Paolo VI ai romani, il Convegno ecclesiale del 1976 e il rischio della divisione

"Questo prossimo convegno circa «l’evangelizzazione e la promozione umana», del quale si sta tanto parlando in questi giorni, può acquistare importanza orientatrice per la vita cattolica a seconda delle intenzioni buone, o ambigue da cui deriva ed a cui tende. Occorre rendersi conto in partenza della mentalità da cui muove e della mentalità che intende servire. Esso è un cammino ideale: col viso rivolto verso il sole? Ovvero con le spalle che il sole convertirà in ombre inquietanti sul sentiero da percorrere? Perciò, ancora una volta, noi, senza entrare ora nei temi che il convegno intende proporre, ci esaminiamo sulla mentalità che tale avvenimento può risvegliare e formare, e ci chiediamo, per usare una frase corrente, «quale nuova maniera esso ci proporrà per essere cristiani» nella vita sociale specialmente".

E' il 20 ottobre 1976. All' udienza generale Papa Paolo VI affronta il tema dei temi: Il primo Convegno nazionale della Chiesa italiana che si apre a Roma proprio quel giorno.
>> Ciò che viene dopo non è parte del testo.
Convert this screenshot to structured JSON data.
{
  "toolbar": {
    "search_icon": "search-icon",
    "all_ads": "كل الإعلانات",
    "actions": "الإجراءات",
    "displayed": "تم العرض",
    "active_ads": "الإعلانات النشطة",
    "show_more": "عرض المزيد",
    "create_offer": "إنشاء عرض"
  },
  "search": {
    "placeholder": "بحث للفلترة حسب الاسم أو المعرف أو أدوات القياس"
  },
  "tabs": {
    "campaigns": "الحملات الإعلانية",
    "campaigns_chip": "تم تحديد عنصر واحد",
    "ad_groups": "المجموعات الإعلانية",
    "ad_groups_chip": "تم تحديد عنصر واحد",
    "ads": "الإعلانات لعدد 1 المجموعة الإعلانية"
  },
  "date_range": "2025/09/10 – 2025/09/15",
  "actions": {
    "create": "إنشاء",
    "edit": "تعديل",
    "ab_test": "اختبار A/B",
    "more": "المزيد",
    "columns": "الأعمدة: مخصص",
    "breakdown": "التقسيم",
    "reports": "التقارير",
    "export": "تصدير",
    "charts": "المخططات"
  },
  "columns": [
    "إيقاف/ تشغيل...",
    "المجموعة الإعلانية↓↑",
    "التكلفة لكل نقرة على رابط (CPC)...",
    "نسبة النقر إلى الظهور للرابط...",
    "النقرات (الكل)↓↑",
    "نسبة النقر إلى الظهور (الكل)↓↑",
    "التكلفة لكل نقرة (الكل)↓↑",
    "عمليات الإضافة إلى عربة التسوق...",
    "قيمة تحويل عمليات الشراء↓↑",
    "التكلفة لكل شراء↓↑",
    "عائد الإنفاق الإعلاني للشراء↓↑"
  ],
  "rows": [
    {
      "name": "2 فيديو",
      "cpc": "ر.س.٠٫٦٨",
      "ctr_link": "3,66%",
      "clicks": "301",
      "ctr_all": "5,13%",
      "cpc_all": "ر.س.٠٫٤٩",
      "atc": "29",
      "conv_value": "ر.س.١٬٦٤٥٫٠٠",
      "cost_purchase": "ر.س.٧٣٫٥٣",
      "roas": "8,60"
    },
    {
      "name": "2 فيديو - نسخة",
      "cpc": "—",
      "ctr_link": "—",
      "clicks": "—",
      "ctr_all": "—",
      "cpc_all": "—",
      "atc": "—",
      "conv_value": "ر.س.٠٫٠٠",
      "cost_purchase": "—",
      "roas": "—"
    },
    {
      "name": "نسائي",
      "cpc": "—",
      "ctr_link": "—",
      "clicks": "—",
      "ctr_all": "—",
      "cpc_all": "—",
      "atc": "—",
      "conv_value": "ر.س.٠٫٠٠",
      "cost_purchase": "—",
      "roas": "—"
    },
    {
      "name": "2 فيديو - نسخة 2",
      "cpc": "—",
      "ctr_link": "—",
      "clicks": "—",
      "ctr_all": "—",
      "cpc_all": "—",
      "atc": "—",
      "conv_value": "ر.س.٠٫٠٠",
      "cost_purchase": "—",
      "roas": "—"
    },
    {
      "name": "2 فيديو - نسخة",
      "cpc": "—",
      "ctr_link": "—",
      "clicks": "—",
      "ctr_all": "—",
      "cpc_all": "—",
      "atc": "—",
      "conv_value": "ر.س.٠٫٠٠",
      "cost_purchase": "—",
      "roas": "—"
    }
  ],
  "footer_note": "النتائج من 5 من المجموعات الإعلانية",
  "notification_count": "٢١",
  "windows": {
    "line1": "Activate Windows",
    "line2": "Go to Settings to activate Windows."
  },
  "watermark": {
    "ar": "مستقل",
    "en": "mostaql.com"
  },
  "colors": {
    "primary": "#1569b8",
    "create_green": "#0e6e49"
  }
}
L'intento secondo quanto scrivono i vescovi italiani è di “imprimere una spinta vigorosa all’azione apostolica e missionaria della Chiesa in Italia”. Sono passati solo dieci anni dalla conclusione del Concilio e serve anche un rinnovamento della vita delle comunità.

“Evangelizzazione e promozione umana” è il tema dei lavori, che si aprono con tre relazioni generali, seguite da quattro comunicazioni, da una tavola rotonda sulla mediazione culturale e dalle sedute delle dieci commissioni in cui si suddividono i 2500 partecipanti. Il Convegno è presieduto dal card. Antonio Poma, presidente della Cei, affiancato da mons. Luigi Maverna, da padre Bartolomeo Sorge e da Giuseppe Lazzati. Gli interventi fondamentali sono affidati a mons. Giovanni Nervo, Paola Gaiotti, Achille Ardigò, Giuseppe De Rita e mons. Filippo Franceschi.

Il Papa nella udienza della mattina offre una riflessione "romana" nel senso di "cattolica".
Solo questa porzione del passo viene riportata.